Ambas as resoluções propostas visam reforçar o processo de autorização das prestadoras de serviços de ativos virtuais e garantir que essas atendam a requisitos mínimos de capacidade financeiras, técnica e operacional e se mantenham com quadro societário estável, com controladores devidamente comunicados ao Bacen. Diante dos firmes requisitos quanto à prova de capacidade financeira e estrutura corporativa organizada, assim como custos de implementação das medidas de compliance e separação patrimonial, a tendência é que, com a aprovação das resoluções, haja restrição de mercado, favorecendo a permanência a longo prazo de empresas já consolidadas no mercado (a exemplo de Binance, Onil, Coibase) e desfavorecendo a manutenção de empresas menores, sem capital suficiente para atendimento às condições para autorização e permanência de funcionamento.
Por fim, a terceira resolução proposta pelo Banco Central (Consulta nº 111/2024) disciplina hipóteses em que as atividades das prestadoras de ativos virtuais serão incluídas no mercado de câmbio e dispõe as situações nas quais tais serviços deverão submeter-se à regulamentação de capitais brasileiros no exterior e capitais estrangeiros no país [6]. Segundo a normativa, são consideradas atividades incluídas no mercado de câmbio quaisquer atividades ou operações que envolvam pagamento ou transferência internacional mediante transmissão de ativos virtuais; compra, venda, troca ou custódia de ativos virtuais denominados em moeda estrangeira [7] e compra, venda, troca, transferência, ou custódia de ativos virtuais denominados em reais de propriedade de não residentes.
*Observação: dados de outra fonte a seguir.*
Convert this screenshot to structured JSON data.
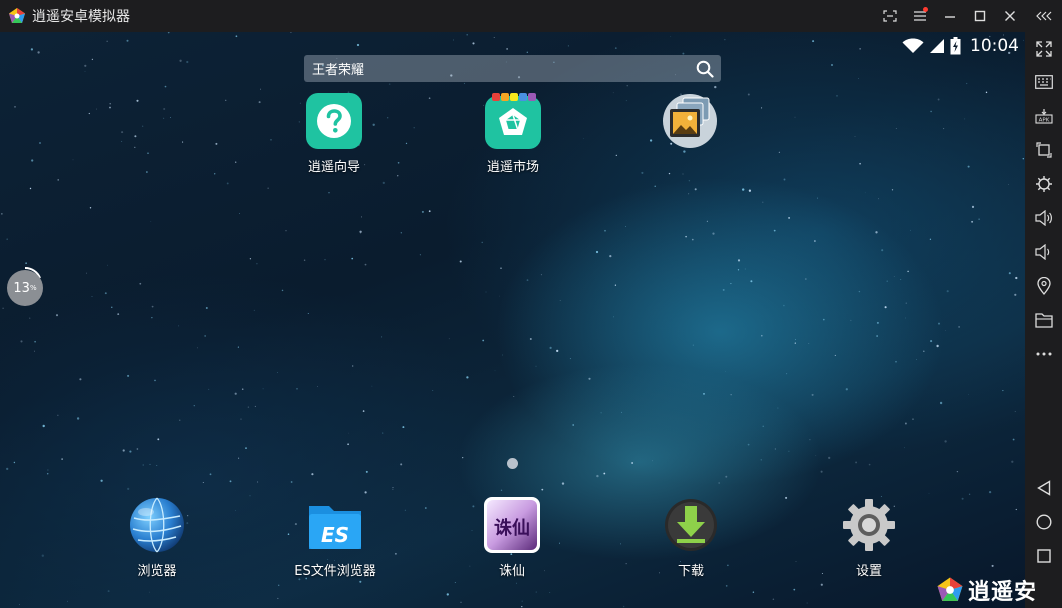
{
  "window": {
    "title": "逍遥安卓模拟器",
    "controls": [
      "screen-capture-icon",
      "menu-icon",
      "minimize-icon",
      "maximize-icon",
      "close-icon",
      "collapse-sidebar-icon"
    ]
  },
  "statusbar": {
    "time": "10:04"
  },
  "search": {
    "text": "王者荣耀"
  },
  "apps": {
    "guide": {
      "label": "逍遥向导"
    },
    "market": {
      "label": "逍遥市场"
    },
    "gallery": {
      "label": ""
    },
    "browser": {
      "label": "浏览器"
    },
    "es": {
      "label": "ES文件浏览器",
      "glyph": "ES"
    },
    "zhuxian": {
      "label": "诛仙",
      "glyph": "诛仙"
    },
    "download": {
      "label": "下载"
    },
    "settings": {
      "label": "设置"
    }
  },
  "progress": {
    "value": "13",
    "unit": "%"
  },
  "sidebar": {
    "icons": [
      "fullscreen-icon",
      "keyboard-icon",
      "apk-install-icon",
      "rotate-icon",
      "shake-icon",
      "volume-up-icon",
      "volume-down-icon",
      "location-icon",
      "folder-icon",
      "more-icon",
      "back-icon",
      "home-icon",
      "recents-icon"
    ]
  },
  "watermark": {
    "text": "逍遥安"
  },
  "colors": {
    "titlebar": "#1d1d1f",
    "guide": "#1fc3a1",
    "market": "#1fc3a1",
    "red_dot": "#ff3b30"
  }
}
As prestadoras de serviços de ativos virtuais somente poderão operar no mercado de câmbio com autorização própria e se sujeitarão às normas do Bacen e do Conselho Monetário nacional que regulamentam o mercado (favorecendo a atuação de instituições financeiras e de pagamento já reguladas e que passaram a oferecer negociação em criptomoedas, como BTG, Itaú e Nubank).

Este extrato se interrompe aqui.